On this second point, take a look here:
Figure 1: Twelve month inflation rates for CPI-urban all (blue) and core (red), seasonally adjusted, calculated as log-differences. Blue square and red triangle denote implied inflation rates using Bloomberg consensus for May month-on-month inflation. “Comfort zone” highlighted in blue, NBER-defined recession dates highlighted gray. Sources: St. Louis Fed FREDII, Bloomberg, and NBER.
Although both inflation series are above the “comfort zone”, headline inflation is clearly on the downtrend. On the other hand, core CPI inflation exhibits a less pronounced trend. In addition, May’s implied twelve-month change in the CPI expected by the market (or at least those participants surveyed by Bloomberg) does not suggest a rapid move toward the comfort zone. Maybe it’s just that the market expected inflation to come down faster over the next few months.
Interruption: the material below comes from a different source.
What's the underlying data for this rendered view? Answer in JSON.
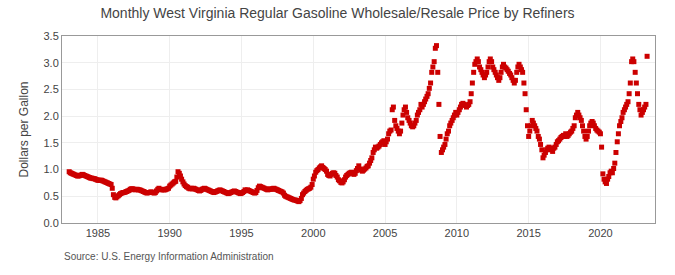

What about inflation in the rest of the world? In the other major economies of the world — the Euro area, and Japan — inflation does not appear to be a big worry (Figure 2) Two caveats: First, core CPI inflation is rising in the Euro area, and in April was close to the headline harmonized index of consumer prices twelve month inflation rate). Second, to the extent that strong growth is projected in the Euro area into the future (and that one believes in a Phillips curve — more on that in a later post), the inflation is likely to be rising rather than falling. That would necessitate further interest rate increases that would hit at equity valuations. So that much makes sense. Still, I’m not certain the Euro area is where the action is. Rather, I think the worries are centered in some of the BRICs.
Figure 2: Twelve month inflation rates for US (blue), Euro area (red), and Japan (green), calculated as log-differences. Sources: IMF, International Financial Statistics, and author’s calculations.
Figure 3: Twelve month inflation rates for Brazil (blue), Russia (red), India (green), and China (purple), calculated as log-differences. Sources: IMF, International Financial Statistics, and author’s calculations.
This point was highlighted by Dave Schuler in The Glitterning Eye, discussing the NYT article on rising hog prices in China. In Figure 3, measured inflation in China (and India) are rising, although admittedly from relatively low levels (China had inflation rates in excess of 25% in the mid-1990s, and Russia had a bout of hyperinflation as recently as 1999).
Why should inflation in China matter for US inflation? In a free-floating rate world, it shouldn’t directly matter. But to the extent that China manages its exchange rate relative to the US dollar, the price movements in tradables there get translated to the United States via imported goods. Now, it would be a mistake to overstate this effect. Indeed Kamin, Marazzi and Schindler (RIE, May 2006) pointed out in 2004 that the effect of decreasing prices from Chinese goods reduced import price inflation by less than one-fourth of a percentage point for industrial countries (working paper version here).
To the extent that Chinese prices start to rise, on top of the slow appreciation of the RMB (in a case of “be careful what you wish for”), this inflation-mitigating effect originating from China disappears.
So, I guess that this little excursion has clarified some of my questions. Of course, the first puzzle remains (although I’m willing to entertain the idea of wishful thinking).
By the way, after writing this post up, Jim H. pointed out to me that Dave Altig at MacroBlog shares some of my mystification. Glad to be in good company…
[Late Addition: 6/11 6:40pm Pacific]
Figure 4: Twelve month inflation rates for core CPI all (blue) and core personal consumption expenditure deflator (dark green), seasonally adjusted, calculated as log-differences. “Comfort zone” highlighted in blue. Sources: St. Louis Fed FREDII.